Even women on occasion put on armor and mingled in the mêlée. Gaita, the wife of Robert Guiscard, fought in the front rank of the Normans in their conflict with the Greeks. When the crusades were in progress many a fair woman adopted the martial costume. The Amazonian Brunhilde is scarcely overdrawn by Scott in “Count Robert of Paris,” and the Moslem heroines of Tasso’s “Jerusalem Delivered,” stripped of their supernatural resources, might have figured in the Christian camp.

Walter Scott put into the mouth of the Greek Nicephorus a pertinent description of his fellow-Christians of the West: “To whom the strife of combat is as the breath of their nostrils, who, rather than not be engaged in war, will do battle with their nearest neighbors and challenge each other to mortal fight, as much in sport as we would defy a comrade to a chariot-race.”

It is but just to say that, if the Greeks were amazed at the warlike propensities of the Catholics, they expressed no wonder at their cruelty. In this they themselves even excelled their more robust rivals. The dungeons of Constantinople were filled with political offenders whose eyes were torn from their sockets; and more than one imperial candidate resumed his place of honor among a people whose waving banners he was unable to see. The Greek differed from the Frank and German, the Norman and Saxon, chiefly in being a coward and choosing to glut his brutal instincts with the use of the secret torture, the poisoned cup, or the dagger in the back of his victim, rather than with the sword and battle-axe in open fight.

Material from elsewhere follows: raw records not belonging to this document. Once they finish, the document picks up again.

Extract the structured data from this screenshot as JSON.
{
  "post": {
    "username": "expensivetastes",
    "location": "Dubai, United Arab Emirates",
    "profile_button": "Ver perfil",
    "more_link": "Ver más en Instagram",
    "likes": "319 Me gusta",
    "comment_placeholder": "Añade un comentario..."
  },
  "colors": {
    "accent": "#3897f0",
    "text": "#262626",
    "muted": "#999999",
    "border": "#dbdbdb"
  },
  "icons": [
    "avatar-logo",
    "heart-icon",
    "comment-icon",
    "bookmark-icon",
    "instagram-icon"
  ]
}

To a people such as we have described the appeal for the crusades, in which the imagined cause of heaven marched in step with their own tastes and habits, was irresistible.

CHAPTER III.
CHIVALRY—RULES—EDUCATION OF KNIGHT—CEREMONIES—INFLUENCE ON CHARACTER.

The call for the crusades, while appealing powerfully to the warlike disposition of the people, would not have succeeded in rousing Europe had there not been in the popular heart at least the germs of nobler sentiment. The vitality of conscience notwithstanding its degradation, and an inclination towards the exercise of the finer graces of conduct in spite of the prevalent grossness, manifested themselves in the rise of Chivalry.

The picturesqueness of knight-errantry, and the glamour thrown over the subject by poetry and romance, may mislead us as to the real character of this institution. We must distinguish between the ideals of knighthood and the actual lives of those who, from various motives, thronged the profession. We must not confound the Chivalry of these earlier and ruder ages with that of its more refined, though somewhat effeminate, later days. It would be an equal mistake to pose the half-savage Saxon for a picture of the gallant Provençal, because they were fellows of the same order. But, making all allowance for variations, defects, and perversions in Chivalry, the institution went far towards redeeming the character of the middle ages. Among the articles of the chivalric code were the following:

To fight for the faith of Christ. In illustration of this part of his vow, the knight always stood with bared head and unsheathed sword during the reading of the lesson from the gospels in the church service.

To serve faithfully prince and fatherland.

To defend the weak, especially widow’s, orphans, and damsels.